The currently available literature suggests mixed results regarding the impact of the pandemic on older adults and older cancer survivors. A cross-sectional study highlights that compared to non-cancer participants, cancer patients reported higher self-efficacy in following national guidelines intended to slow the spread of COVID-19, higher levels of positive effects, and less stress [75]. On the other hand, in a longitudinal cohort study, both breast cancer survivors and age-matched controls reported incident sleep disturbance and increased loneliness [76]. In both survivors and control participants, increased loneliness was associated with significantly worsening depression, anxiety, and higher stress [77]. Maintaining social activity and PA during the pandemic has been a challenge for most individuals, especially those at high risk for infection. A cross-sectional survey of a global sample of cancer survivors reported a significant decrease in PA and QOL during the pandemic [78]. In addition, individuals with decreased PA and greater social isolation experienced worsened PF and fall outcomes [79]. In one study, cancer survivors reported decreased PA and prolonged periods of sitting [80]. Even individuals who were previously active experienced the aforementioned changes, in addition to weight gain [81]. These findings suggest deteriorating effects of the pandemic on cancer survivors and highlight the importance of promoting behaviors that foster social participation.

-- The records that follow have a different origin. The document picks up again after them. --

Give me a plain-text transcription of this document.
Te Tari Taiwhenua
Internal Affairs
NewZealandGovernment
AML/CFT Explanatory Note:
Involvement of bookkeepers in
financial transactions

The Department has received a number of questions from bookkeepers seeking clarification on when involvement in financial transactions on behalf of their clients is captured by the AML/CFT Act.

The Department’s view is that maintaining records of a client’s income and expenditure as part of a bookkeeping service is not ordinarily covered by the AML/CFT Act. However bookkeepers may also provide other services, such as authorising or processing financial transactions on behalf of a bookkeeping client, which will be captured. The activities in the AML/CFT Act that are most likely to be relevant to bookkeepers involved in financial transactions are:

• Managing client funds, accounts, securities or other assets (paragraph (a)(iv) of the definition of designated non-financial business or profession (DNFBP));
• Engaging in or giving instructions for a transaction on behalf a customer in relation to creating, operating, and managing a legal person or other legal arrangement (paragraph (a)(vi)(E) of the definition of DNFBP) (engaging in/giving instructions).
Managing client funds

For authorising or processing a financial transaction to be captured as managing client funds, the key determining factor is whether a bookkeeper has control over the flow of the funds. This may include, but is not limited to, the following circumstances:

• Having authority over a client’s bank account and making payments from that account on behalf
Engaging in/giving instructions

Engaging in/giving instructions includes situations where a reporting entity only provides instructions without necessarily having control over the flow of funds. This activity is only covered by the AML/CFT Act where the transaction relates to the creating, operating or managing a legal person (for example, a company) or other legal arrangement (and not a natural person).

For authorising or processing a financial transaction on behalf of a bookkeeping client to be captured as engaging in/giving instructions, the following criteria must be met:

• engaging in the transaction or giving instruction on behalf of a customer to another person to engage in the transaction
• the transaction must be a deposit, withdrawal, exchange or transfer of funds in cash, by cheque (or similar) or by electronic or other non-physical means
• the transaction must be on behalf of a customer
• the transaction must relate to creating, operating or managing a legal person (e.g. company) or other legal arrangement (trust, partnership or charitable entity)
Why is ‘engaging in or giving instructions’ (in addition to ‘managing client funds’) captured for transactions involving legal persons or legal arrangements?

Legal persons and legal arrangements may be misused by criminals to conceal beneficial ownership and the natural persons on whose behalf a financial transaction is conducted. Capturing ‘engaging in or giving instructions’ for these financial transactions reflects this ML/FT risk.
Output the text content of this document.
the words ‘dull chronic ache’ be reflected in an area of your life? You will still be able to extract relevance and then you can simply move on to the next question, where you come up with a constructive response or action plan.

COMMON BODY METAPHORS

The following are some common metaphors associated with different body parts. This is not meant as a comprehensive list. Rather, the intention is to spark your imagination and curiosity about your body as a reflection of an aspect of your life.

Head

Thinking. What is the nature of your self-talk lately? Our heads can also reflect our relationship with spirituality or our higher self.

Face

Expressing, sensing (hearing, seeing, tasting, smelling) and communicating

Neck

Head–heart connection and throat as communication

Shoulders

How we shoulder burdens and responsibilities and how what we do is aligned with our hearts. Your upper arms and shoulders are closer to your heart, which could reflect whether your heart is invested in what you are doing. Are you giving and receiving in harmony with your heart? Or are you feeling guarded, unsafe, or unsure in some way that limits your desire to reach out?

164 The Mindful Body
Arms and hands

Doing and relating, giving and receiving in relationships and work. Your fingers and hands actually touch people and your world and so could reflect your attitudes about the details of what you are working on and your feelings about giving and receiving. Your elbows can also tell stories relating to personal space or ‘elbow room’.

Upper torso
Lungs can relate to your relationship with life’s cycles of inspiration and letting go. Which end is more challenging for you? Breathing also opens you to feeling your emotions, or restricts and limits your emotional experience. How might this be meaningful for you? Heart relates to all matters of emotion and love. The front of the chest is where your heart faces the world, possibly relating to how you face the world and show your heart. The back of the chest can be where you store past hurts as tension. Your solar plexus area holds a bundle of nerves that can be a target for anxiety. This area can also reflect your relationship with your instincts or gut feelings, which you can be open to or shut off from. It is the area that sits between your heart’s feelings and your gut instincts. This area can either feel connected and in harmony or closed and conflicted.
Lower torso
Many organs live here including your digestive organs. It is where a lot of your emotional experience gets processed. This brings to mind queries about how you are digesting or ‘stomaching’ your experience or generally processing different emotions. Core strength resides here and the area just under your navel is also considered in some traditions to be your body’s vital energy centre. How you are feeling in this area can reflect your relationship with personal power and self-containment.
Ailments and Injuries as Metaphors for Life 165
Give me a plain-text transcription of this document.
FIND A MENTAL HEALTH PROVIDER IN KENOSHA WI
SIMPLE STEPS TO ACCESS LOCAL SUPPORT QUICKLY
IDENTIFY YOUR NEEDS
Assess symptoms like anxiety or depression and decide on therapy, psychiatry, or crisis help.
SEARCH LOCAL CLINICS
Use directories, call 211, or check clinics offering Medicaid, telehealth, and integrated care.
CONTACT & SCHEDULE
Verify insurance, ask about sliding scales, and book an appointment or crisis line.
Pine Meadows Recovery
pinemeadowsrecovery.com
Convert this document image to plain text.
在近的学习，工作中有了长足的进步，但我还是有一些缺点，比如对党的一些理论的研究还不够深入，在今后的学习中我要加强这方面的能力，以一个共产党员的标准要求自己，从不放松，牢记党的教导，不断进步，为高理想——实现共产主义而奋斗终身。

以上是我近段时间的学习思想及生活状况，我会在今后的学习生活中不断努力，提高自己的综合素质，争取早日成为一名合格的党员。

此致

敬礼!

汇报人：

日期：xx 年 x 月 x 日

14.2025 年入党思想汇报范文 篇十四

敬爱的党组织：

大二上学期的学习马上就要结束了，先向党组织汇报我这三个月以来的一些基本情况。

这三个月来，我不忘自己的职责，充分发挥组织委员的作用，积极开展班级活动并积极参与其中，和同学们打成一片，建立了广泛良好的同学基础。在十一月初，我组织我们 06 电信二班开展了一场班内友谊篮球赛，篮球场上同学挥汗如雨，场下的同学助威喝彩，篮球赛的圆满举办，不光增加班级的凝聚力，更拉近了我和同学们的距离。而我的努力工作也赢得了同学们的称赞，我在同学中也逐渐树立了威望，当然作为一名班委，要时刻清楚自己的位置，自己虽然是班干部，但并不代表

Limitations of this study include the small sample size and lack of a control group. Since the primary outcome explored the feasibility and acceptability of Southwest Harvest for Health, obtaining robust data on how the intervention impacted PF was not the priority. Since all participants in this study were enrolled in the gardening intervention, it cannot be concluded whether findings from this study are the result of gardening or confounding factors such as the pandemic and individual patient circumstances. It is possible that the association between increased PF and improved social participation and PA are a result of gardening efforts by participants over nine months. Vegetable gardening programs with a larger sample size and control group are needed to corroborate and expand upon initial findings. Additionally, this study did not collect data on recurrence or treatment started for cancer or other illnesses.

5. Conclusions

This initial Southwest Harvest for Health study demonstrated that worse pain, depression, fatigue, and sleep impairment before and/or during the first 6 months of the intervention were significantly associated with worse PF among older cancer survivors over a 9-month follow-up. The effects of the onset and early stages of the COVID-19 pandemic on PA and QOL measures in this high-risk population are unknown. However, encouraging social participation and PA through interventions such as home-based gardening may improve long-term health among older cancer survivors.